Marrero was called up to the majors for the first time on August 27, 2011. He was outrighted off the Nationals roster on October 24, 2013.

=== Baltimore Orioles ===
Marrero signed a minor league deal with the Baltimore Orioles on December 10, 2013.

=== Chicago White Sox ===
Marrero signed a minor league deal with the Chicago White Sox on June 5, 2015, after starting the 2015 season with the Somerset Patriots. He was released by the White Sox on August 6, 2015.

=== Boston Red Sox ===
On August 14, 2015, the Boston Red Sox signed Marrero to a minor league contract. He started 2016 with the Triple-A Pawtucket Red Sox, where he won the International League Home Run Derby, and also earned MVP honors in the league's 4–2 victory over the Pacific Coast League at the Triple-A All-Star Game. He played the 2015 and 2016 seasons with his cousin, infielder Deven Marrero. He elected free agency following the season on November 7, 2016.

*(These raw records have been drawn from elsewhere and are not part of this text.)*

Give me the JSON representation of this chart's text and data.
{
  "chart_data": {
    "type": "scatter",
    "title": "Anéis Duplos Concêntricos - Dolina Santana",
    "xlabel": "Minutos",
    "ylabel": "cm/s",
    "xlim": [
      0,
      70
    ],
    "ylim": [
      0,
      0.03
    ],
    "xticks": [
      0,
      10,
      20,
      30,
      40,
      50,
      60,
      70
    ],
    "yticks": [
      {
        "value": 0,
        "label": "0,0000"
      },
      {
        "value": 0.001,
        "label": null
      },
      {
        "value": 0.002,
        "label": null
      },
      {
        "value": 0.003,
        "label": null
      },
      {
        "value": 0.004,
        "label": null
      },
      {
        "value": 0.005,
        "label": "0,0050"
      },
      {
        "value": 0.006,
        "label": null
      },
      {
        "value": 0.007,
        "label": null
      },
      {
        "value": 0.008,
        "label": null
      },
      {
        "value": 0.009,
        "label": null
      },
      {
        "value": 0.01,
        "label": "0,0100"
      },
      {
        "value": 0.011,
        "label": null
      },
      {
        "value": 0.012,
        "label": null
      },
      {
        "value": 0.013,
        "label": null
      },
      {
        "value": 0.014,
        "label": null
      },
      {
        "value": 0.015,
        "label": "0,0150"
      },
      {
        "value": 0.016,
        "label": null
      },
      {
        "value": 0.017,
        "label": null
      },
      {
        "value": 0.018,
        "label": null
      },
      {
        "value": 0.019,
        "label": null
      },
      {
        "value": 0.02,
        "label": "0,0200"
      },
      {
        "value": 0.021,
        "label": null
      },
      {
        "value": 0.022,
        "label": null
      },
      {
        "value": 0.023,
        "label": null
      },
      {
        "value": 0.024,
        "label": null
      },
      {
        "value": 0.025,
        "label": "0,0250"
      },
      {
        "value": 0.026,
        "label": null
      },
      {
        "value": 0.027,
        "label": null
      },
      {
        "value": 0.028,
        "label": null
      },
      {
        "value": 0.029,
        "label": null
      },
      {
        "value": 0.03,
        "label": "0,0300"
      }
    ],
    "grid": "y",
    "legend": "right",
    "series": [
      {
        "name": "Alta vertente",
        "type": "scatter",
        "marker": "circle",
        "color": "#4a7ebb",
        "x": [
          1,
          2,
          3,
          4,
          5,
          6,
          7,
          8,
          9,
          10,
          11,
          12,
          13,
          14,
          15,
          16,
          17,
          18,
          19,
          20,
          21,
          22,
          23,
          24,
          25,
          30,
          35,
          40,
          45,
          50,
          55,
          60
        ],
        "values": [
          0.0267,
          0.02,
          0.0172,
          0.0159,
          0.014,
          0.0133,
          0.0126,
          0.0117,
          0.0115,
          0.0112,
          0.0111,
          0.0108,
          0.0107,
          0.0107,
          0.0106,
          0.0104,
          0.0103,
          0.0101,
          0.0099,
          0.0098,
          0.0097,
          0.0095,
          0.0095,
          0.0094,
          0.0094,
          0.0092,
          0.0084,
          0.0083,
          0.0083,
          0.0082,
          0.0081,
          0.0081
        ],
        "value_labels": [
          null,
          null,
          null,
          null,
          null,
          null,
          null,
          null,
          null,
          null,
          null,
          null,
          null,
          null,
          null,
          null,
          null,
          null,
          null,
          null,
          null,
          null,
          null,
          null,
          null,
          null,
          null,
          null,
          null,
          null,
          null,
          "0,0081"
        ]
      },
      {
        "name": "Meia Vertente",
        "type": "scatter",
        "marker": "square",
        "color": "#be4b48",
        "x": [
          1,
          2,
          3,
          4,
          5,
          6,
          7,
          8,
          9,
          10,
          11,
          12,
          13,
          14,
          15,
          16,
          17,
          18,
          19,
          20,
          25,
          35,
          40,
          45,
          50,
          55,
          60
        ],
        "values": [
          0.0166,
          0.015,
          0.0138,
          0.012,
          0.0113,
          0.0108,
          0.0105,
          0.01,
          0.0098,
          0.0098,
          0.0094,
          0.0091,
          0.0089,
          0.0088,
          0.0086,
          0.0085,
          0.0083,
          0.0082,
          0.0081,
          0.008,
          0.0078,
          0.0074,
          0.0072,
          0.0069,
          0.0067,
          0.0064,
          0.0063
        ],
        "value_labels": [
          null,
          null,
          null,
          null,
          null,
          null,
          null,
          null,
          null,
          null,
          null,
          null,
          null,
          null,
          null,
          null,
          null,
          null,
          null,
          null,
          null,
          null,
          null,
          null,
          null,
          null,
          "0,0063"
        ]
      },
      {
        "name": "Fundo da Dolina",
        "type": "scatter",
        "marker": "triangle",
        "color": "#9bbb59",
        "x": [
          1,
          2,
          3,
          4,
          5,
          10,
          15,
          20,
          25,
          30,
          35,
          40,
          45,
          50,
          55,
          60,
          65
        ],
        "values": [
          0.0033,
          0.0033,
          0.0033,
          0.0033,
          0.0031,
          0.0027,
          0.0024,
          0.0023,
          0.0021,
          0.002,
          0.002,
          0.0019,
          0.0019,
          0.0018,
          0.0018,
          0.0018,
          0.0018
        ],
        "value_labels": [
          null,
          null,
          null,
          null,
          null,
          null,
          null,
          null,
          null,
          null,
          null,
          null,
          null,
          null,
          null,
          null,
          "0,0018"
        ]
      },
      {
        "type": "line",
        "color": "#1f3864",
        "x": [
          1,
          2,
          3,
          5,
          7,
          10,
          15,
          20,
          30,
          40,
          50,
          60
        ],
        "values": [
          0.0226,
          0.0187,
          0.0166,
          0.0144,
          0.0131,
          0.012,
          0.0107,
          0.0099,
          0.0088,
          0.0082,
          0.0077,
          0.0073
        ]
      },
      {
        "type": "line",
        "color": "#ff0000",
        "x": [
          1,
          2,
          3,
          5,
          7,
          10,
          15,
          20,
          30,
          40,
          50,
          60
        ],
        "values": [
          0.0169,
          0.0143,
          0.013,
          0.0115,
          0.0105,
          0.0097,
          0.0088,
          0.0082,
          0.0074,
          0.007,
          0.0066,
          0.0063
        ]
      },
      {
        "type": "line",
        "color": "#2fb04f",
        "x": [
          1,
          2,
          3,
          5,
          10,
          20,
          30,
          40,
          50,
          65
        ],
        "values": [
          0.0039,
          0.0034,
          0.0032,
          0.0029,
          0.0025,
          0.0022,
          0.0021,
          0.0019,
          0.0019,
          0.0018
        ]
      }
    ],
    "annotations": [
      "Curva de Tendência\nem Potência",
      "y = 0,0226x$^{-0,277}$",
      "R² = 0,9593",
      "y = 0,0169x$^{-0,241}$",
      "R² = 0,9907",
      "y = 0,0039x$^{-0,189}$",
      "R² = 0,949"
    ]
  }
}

=== San Francisco Giants ===
On November 10, 2016, Marrero signed a minor league contract with the San Francisco Giants. After a strong spring training, he was named to the Giants' 25-man opening day roster for 2017. On April 14, 2017, he hit his first major league home run off Tyler Anderson of the Colorado Rockies. He was designated for assignment on April 24.

=== Orix Buffaloes ===
On May 24, 2017, Marrero signed with the Orix Buffaloes of Nippon Professional Baseball. Marrero resigned with the Orix Buffaloes for the 2018 season.

On December 2, 2019, he became a free agent.

== Personal life ==
Marrero is the nephew of former major-leaguer Eli Marrero. He has three other family members in professional baseball: his brother Christian Marrero, his cousin Deven Marrero, and his cousin Elih Marrero, Eli's son.